An Indian court has freed 35 crew members of a US-owned ship who were accused of illegally transporting weapons into Indian waters. The ship's owners say the vessel was involved in anti-piracy operations.
An appeals court in India has overturned a prison sentence handed down to 35 crew members and security guards from a US-owned ship charged with illegally transporting weapons and ammunition in Indian waters in 2013.
The men, consisting of altogether 23 Ukrainian, Estonian and British nationals along with 12 Indians, had been given five-year jail terms by a lower court in January 2016.
They were arrested in October 2013 after their ship, the MV Seaman Guard Ohio, was intercepted by the Indian coast guard off the southern state of Tamil Nadu.
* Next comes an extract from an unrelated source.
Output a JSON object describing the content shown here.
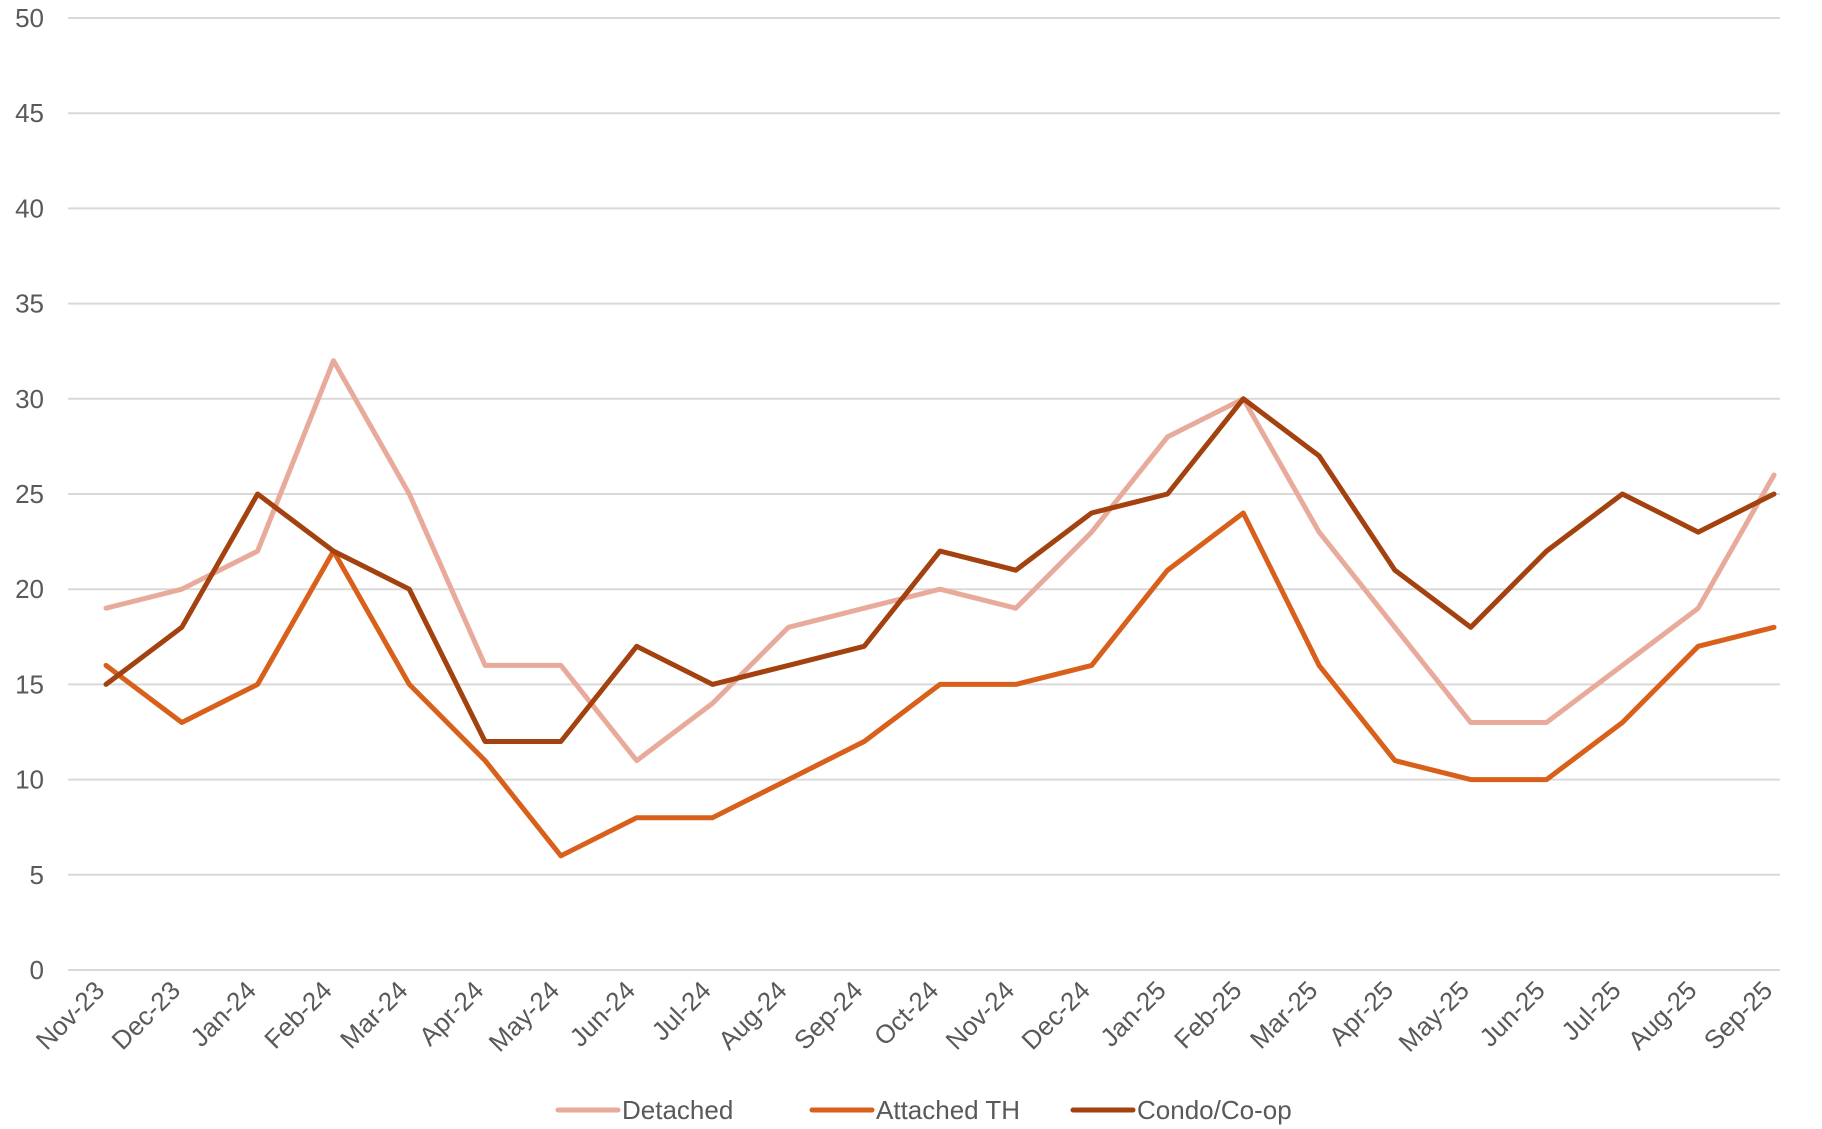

The men were charged with failing to have the proper permit to carry weapons in Indian waters, and with illegally obtaining subsidized fuel.
Police had seized 35 automatic weapons and some 5,700 rounds of ammunition from the security guards on the vessel.
The appeals court overturned the men's prison sentences, ruling that the prosecution had failed to prove that the ship had entered Indian territorial waters or that it had posed any threat.
Their defense lawyer, P. Muthusamy, said it was still unclear whether the prosecutor would appeal against Saturday's verdict before the Supreme Court.
The US-based maritime security company that owns the ship, AdvanFort, says the ship had been involved in anti-piracy operations and had drifted into Indian waters after its fuel ran out.